For a project description paper, this would again be reversed. In such a paper I would however be interested in additional reflection: why did you end up with two different tools for ingestion? How did the dataset providers relate to these? Is there actually a need for statement-level provenance (or actually dataset-level for that matter)? What are those use cases? Are they actualized? How did that go? Are there any lessons to be learned in how the project approached the Europeana ingestion? Comparisons to the methods of other projects? Expand on the reasons you needed to expand Pubby, and so on..
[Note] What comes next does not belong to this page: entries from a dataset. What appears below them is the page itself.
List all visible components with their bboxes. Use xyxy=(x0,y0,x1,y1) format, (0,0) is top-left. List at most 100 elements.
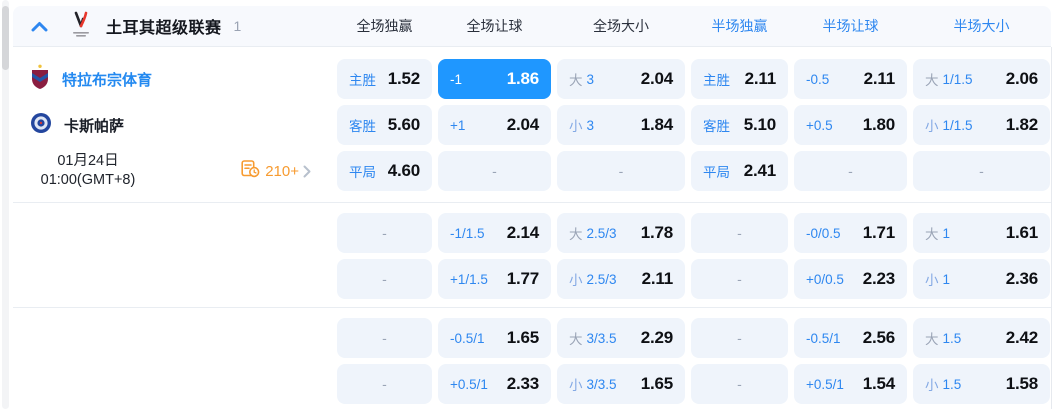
odds-cell[interactable]: 主胜 2.11 xyxy=(691,59,788,99)
odds-cell[interactable]: 大 3 2.04 xyxy=(557,59,685,99)
odds-label: -0.5/1 xyxy=(450,330,485,346)
overunder-side: 小 xyxy=(925,378,939,393)
odds-value: 2.11 xyxy=(744,69,777,88)
column-header-fulltime-overunder: 全场大小 xyxy=(593,18,649,34)
odds-value: 2.41 xyxy=(743,161,776,180)
odds-value: 1.84 xyxy=(640,115,673,134)
odds-cell[interactable]: 大 1/1.5 2.06 xyxy=(913,59,1050,99)
odds-value: 2.23 xyxy=(862,269,895,288)
odds-cell[interactable]: -0/0.5 1.71 xyxy=(794,213,907,253)
odds-cell[interactable]: +0.5/1 2.33 xyxy=(438,364,551,404)
odds-cell[interactable]: 小 1 2.36 xyxy=(913,259,1050,299)
overunder-side: 大 xyxy=(569,227,583,242)
match-date: 01月24日 xyxy=(57,153,119,169)
odds-cell[interactable]: 大 3/3.5 2.29 xyxy=(557,318,685,358)
odds-cell[interactable]: +0/0.5 2.23 xyxy=(794,259,907,299)
odds-cell[interactable]: 小 1.5 1.58 xyxy=(913,364,1050,404)
odds-value: 2.11 xyxy=(641,269,674,288)
block-divider xyxy=(13,202,1051,203)
odds-value: 2.33 xyxy=(506,374,539,393)
odds-value: 5.10 xyxy=(743,115,776,134)
overunder-handicap: 3/3.5 xyxy=(586,376,617,392)
overunder-handicap: 2.5/3 xyxy=(586,271,617,287)
odds-cell[interactable]: 小 3 1.84 xyxy=(557,105,685,145)
odds-cell[interactable]: -1/1.5 2.14 xyxy=(438,213,551,253)
odds-value: 1.58 xyxy=(1005,374,1038,393)
odds-label: -1 xyxy=(450,71,463,87)
home-team-row[interactable]: 特拉布宗体育 xyxy=(13,59,331,99)
odds-cell[interactable]: -0.5/1 2.56 xyxy=(794,318,907,358)
odds-cell[interactable]: 小 1/1.5 1.82 xyxy=(913,105,1050,145)
odds-block: - -0.5/1 1.65 大 3/3.5 2.29- -0.5/1 2.56 大 1.5 2.42… xyxy=(13,308,1051,409)
overunder-handicap: 3 xyxy=(586,117,595,133)
odds-value: 1.80 xyxy=(862,115,895,134)
away-team-row[interactable]: 卡斯帕萨 xyxy=(13,105,331,145)
odds-value: 1.71 xyxy=(862,223,895,242)
column-header-halftime-overunder: 半场大小 xyxy=(953,18,1010,34)
odds-cell[interactable]: 小 2.5/3 2.11 xyxy=(557,259,685,299)
odds-cell[interactable]: +1/1.5 1.77 xyxy=(438,259,551,299)
odds-cell[interactable]: 主胜 1.52 xyxy=(337,59,432,99)
odds-label: +0.5/1 xyxy=(806,376,844,392)
odds-value: 2.11 xyxy=(863,69,896,88)
vertical-scrollbar-track[interactable] xyxy=(2,0,9,409)
odds-cell[interactable]: 平局 4.60 xyxy=(337,151,432,191)
odds-block: 特拉布宗体育 主胜 1.52 -1 1.86 大 3 2.04 主胜 2.11 -0.5 2.11 大 1… xyxy=(13,47,1051,202)
odds-label: +0.5/1 xyxy=(450,376,488,392)
overunder-line: 大 1/1.5 xyxy=(925,69,973,89)
league-header-left: 土耳其超级联赛 1 xyxy=(13,11,331,41)
odds-cell-empty: - xyxy=(691,259,788,299)
overunder-side: 大 xyxy=(925,73,939,88)
odds-cell[interactable]: +0.5/1 1.54 xyxy=(794,364,907,404)
odds-label: 主胜 xyxy=(349,73,376,88)
header-divider xyxy=(13,46,1051,47)
overunder-line: 小 1/1.5 xyxy=(925,115,973,135)
odds-cell[interactable]: 客胜 5.10 xyxy=(691,105,788,145)
odds-cell[interactable]: 大 1 1.61 xyxy=(913,213,1050,253)
overunder-side: 小 xyxy=(569,119,583,134)
odds-value: 2.06 xyxy=(1005,69,1038,88)
odds-cell[interactable]: 大 1.5 2.42 xyxy=(913,318,1050,358)
away-team-name: 卡斯帕萨 xyxy=(64,117,125,135)
odds-value: 2.29 xyxy=(640,328,673,347)
odds-cell[interactable]: +0.5 1.80 xyxy=(794,105,907,145)
odds-label: +1 xyxy=(450,117,466,133)
overunder-handicap: 1.5 xyxy=(942,330,962,346)
vertical-scrollbar-thumb[interactable] xyxy=(2,6,9,70)
overunder-handicap: 2.5/3 xyxy=(586,225,617,241)
odds-cell-empty: - xyxy=(691,364,788,404)
odds-cell[interactable]: 小 3/3.5 1.65 xyxy=(557,364,685,404)
column-header-halftime-1x2: 半场独赢 xyxy=(711,18,768,34)
chevron-up-icon xyxy=(31,21,48,32)
odds-cell[interactable]: 大 2.5/3 1.78 xyxy=(557,213,685,253)
markets-list-icon xyxy=(241,159,260,183)
odds-cell[interactable]: +1 2.04 xyxy=(438,105,551,145)
home-team-name: 特拉布宗体育 xyxy=(62,71,153,89)
home-team-logo xyxy=(30,64,50,95)
odds-value: 1.65 xyxy=(506,328,539,347)
more-markets-badge[interactable]: 210+ xyxy=(241,159,311,183)
odds-label: 平局 xyxy=(349,165,376,180)
overunder-handicap: 1/1.5 xyxy=(942,71,973,87)
collapse-button[interactable] xyxy=(28,15,50,37)
overunder-side: 大 xyxy=(569,73,583,88)
empty-dash: - xyxy=(848,163,853,179)
odds-block: - -1/1.5 2.14 大 2.5/3 1.78- -0/0.5 1.71 大 1 1.61- +… xyxy=(13,203,1051,307)
odds-table-body: 特拉布宗体育 主胜 1.52 -1 1.86 大 3 2.04 主胜 2.11 -0.5 2.11 大 1… xyxy=(13,47,1051,409)
left-spacer xyxy=(13,259,331,299)
odds-cell[interactable]: -0.5/1 1.65 xyxy=(438,318,551,358)
chevron-right-icon xyxy=(303,165,311,178)
odds-cell-selected[interactable]: -1 1.86 xyxy=(438,59,551,99)
odds-cell[interactable]: -0.5 2.11 xyxy=(794,59,907,99)
odds-label: 主胜 xyxy=(703,73,730,88)
odds-label: 平局 xyxy=(703,165,730,180)
odds-cell[interactable]: 平局 2.41 xyxy=(691,151,788,191)
column-header-halftime-handicap: 半场让球 xyxy=(822,18,879,34)
odds-cell[interactable]: 客胜 5.60 xyxy=(337,105,432,145)
odds-value: 2.14 xyxy=(506,223,539,242)
overunder-handicap: 3/3.5 xyxy=(586,330,617,346)
odds-cell-empty: - xyxy=(438,151,551,191)
match-datetime: 01月24日 01:00(GMT+8) xyxy=(25,152,151,190)
odds-value: 1.78 xyxy=(640,223,673,242)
On a separate matter, I must also note that both the search site as well as the LD API were again down for at least two days at the time of this re-review, so I haven't been able to validate all responses relating to e.g. provenance information encoding.

Finally, I found one typo: in "Furthermore, for datasets contains links to annotatable digital objects", you should have "containing links" instead of "contains links".